WASHINGTON (AP) — The Senate has killed the latest effort by the House to raise the government’s borrowing cap.
Democrats and several Republicans killed the GOP measure by a 59-41 vote Friday night, just minutes after it arrived from the House. Democrats opposed the measure because it would require another painful debt-limit debate early next year.
The move continues a standoff over the debt limit but could set the table for negotiations this weekend on compromise legislation that could pass the Democratic Senate and the GOP-controlled House before an Aug. 2 deadline to prevent a potentially disastrous default on U.S. obligations like interest payments and Social Security checks.
The measure would have immediately lifted the government’s borrowing cap by $900 billion. It barely squeaked through the House——
Q: What is the debt ceiling?
A: It’s a legal limit on how much debt the government can accumulate. The government takes on debt two ways: It borrows money from investors by issuing Treasury bonds, and it borrows from itself, mostly from the Social Security trust fund, which comes from payroll taxes. Congress created the debt limit in 1917. It’s unique to the United States. Most countries let their debts rise automatically when government spending outpaces tax revenue. Congress has increased the debt limit 10 times since 2001.
Q: What is the federal deficit, and how does it differ from the debt?
A: The deficit is how much government spending exceeds tax revenue during a year. Last year, the deficit was $1.29 trillion. The debt is the sum of deficits past and present. Right now, the national debt totals $14.3 trillion — a ceiling set in 2010.
Q: Why is the prospect of not raising the debt ceiling so worrisome?
A: The government now borrows more than 40 cents of each dollar it spends. If the debt ceiling does not rise, the government would need to choose what to pay and what not, including benefits like Social Security, wages for the military or other bills. It also might delay interest payments on Treasury bonds. Any default could lead to financial panic weakening the country’s credit rating, the dollar and the already hobbled economy. Interest rates would likely rise, increasing the cost of borrowing for the government and ordinary Americans.

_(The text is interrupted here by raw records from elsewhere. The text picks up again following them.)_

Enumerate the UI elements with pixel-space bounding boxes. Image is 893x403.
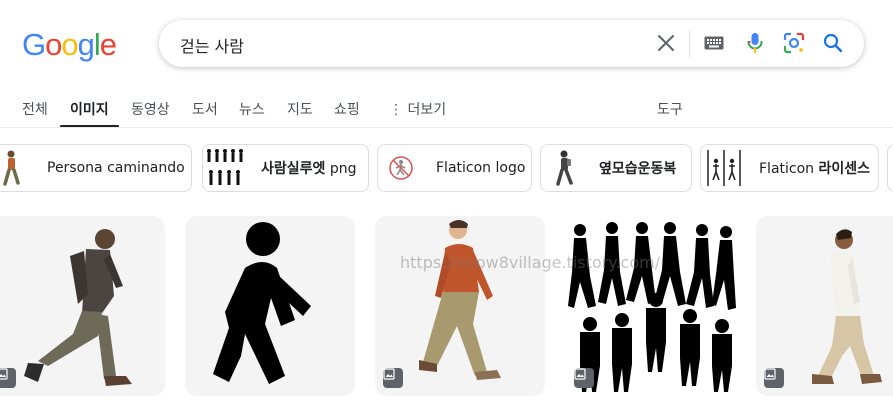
tab-videos[interactable]: 동영상 [131, 99, 170, 119]
image-result[interactable] [0, 216, 165, 396]
logo-letter: e [99, 27, 117, 62]
walking-pictogram-image [213, 222, 311, 384]
chip-persona-caminando[interactable]: Persona caminando [0, 144, 192, 192]
image-badge-icon [574, 368, 594, 388]
logo-letter: o [61, 27, 78, 62]
chip-label: Flaticon 라이센스 [747, 158, 878, 178]
search-divider [689, 31, 690, 57]
tab-more-label: 더보기 [407, 102, 447, 118]
tab-maps[interactable]: 지도 [287, 99, 313, 119]
walking-man-photo [24, 229, 132, 386]
logo-letter: G [22, 27, 46, 62]
logo-letter: g [77, 27, 95, 62]
clear-icon[interactable] [655, 32, 677, 54]
chip-thumbnail [701, 145, 747, 191]
chip-flaticon-license[interactable]: Flaticon 라이센스 [700, 144, 879, 192]
image-result[interactable] [185, 216, 355, 396]
search-tabs: 전체 이미지 동영상 도서 뉴스 지도 쇼핑 ⋮ 더보기 도구 [0, 92, 893, 128]
search-box[interactable]: 걷는 사람 [159, 20, 864, 67]
image-result[interactable] [375, 216, 545, 396]
image-badge-icon [383, 368, 403, 388]
tab-images[interactable]: 이미지 [70, 99, 109, 119]
image-result[interactable] [566, 216, 736, 396]
tab-more[interactable]: ⋮ 더보기 [389, 99, 446, 119]
tab-shopping[interactable]: 쇼핑 [334, 99, 360, 119]
tab-tools[interactable]: 도구 [657, 99, 683, 119]
microphone-icon[interactable] [744, 32, 766, 54]
chip-thumbnail [378, 145, 424, 191]
watermark-text: https://snow8village.tistory.com/ [400, 253, 661, 272]
chip-silhouette-png[interactable]: 사람실루엣 png [202, 144, 369, 192]
chip-label: 옆모습운동복 [599, 161, 677, 177]
tab-all[interactable]: 전체 [22, 99, 48, 119]
chip-thumbnail [203, 145, 249, 191]
tab-news[interactable]: 뉴스 [239, 99, 265, 119]
tab-books[interactable]: 도서 [192, 99, 218, 119]
chip-label-bold: 라이센스 [818, 161, 871, 177]
chip-thumbnail [0, 145, 35, 191]
chip-label: Persona caminando [47, 160, 185, 176]
more-vert-icon: ⋮ [389, 102, 403, 118]
chip-label-rest: png [325, 161, 357, 177]
image-result[interactable] [756, 216, 893, 396]
search-icon[interactable] [822, 32, 844, 54]
tabs-divider [0, 127, 893, 128]
logo-letter: o [45, 27, 62, 62]
keyboard-icon[interactable] [703, 32, 725, 54]
image-badge-icon [764, 368, 784, 388]
chip-flaticon-logo[interactable]: Flaticon logo [377, 144, 532, 192]
image-badge-icon [0, 368, 16, 388]
search-input[interactable]: 걷는 사람 [180, 33, 244, 57]
google-logo[interactable]: Google [22, 27, 117, 63]
chip-label-bold: 사람실루엣 [261, 161, 326, 177]
chip-thumbnail [541, 145, 587, 191]
chip-label-rest: Flaticon [759, 161, 819, 177]
chip-label: Flaticon logo [436, 160, 526, 176]
chip-label: 사람실루엣 png [249, 158, 368, 178]
chip-side-profile-sportswear[interactable]: 옆모습운동복 [540, 144, 692, 192]
chip-partial[interactable] [887, 144, 893, 192]
lens-icon[interactable] [783, 32, 805, 54]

Q: Who holds the $14.3 trillion in outstanding U.S. debt?
A: The U.S. government owes itself $4.6 trillion, mostly borrowed from Social Security revenues. The remaining $9.7 trillion is owed to investors in Treasury securities — banks, pension funds, individual investors, state and local governments and foreign investors and governments. Nearly half of that — $4.5 trillion — is held by foreigners including China with $1.15 trillion and Japan with $907 billion.
Q: How did the debt grow from $5.8 trillion in 2001 to its current $14.3 trillion?
A: The biggest contributors to the nearly $9 trillion increase over a decade were:
—2001 and 2003 tax cuts under President George W. Bush: $1.6 trillion.
—Additional interest costs: $1.4 trillion.
—Wars in Iraq and Afghanistan: $1.3 trillion.
—Economic stimulus package under Obama: $800 billion.
—2010 tax cuts, a compromise by Obama and Republicans that extended jobless benefits and cut payroll taxes: $400 billion.
—2003 creation of Medicare’s prescription drug benefit: $300 billion.
—2008 financial industry bailout: $200 billion.
—Hundreds of billions less in revenue than expected since the Great Recession began in December 2007.
— Other spending increases in domestic, farm and defense programs, adding lesser amounts.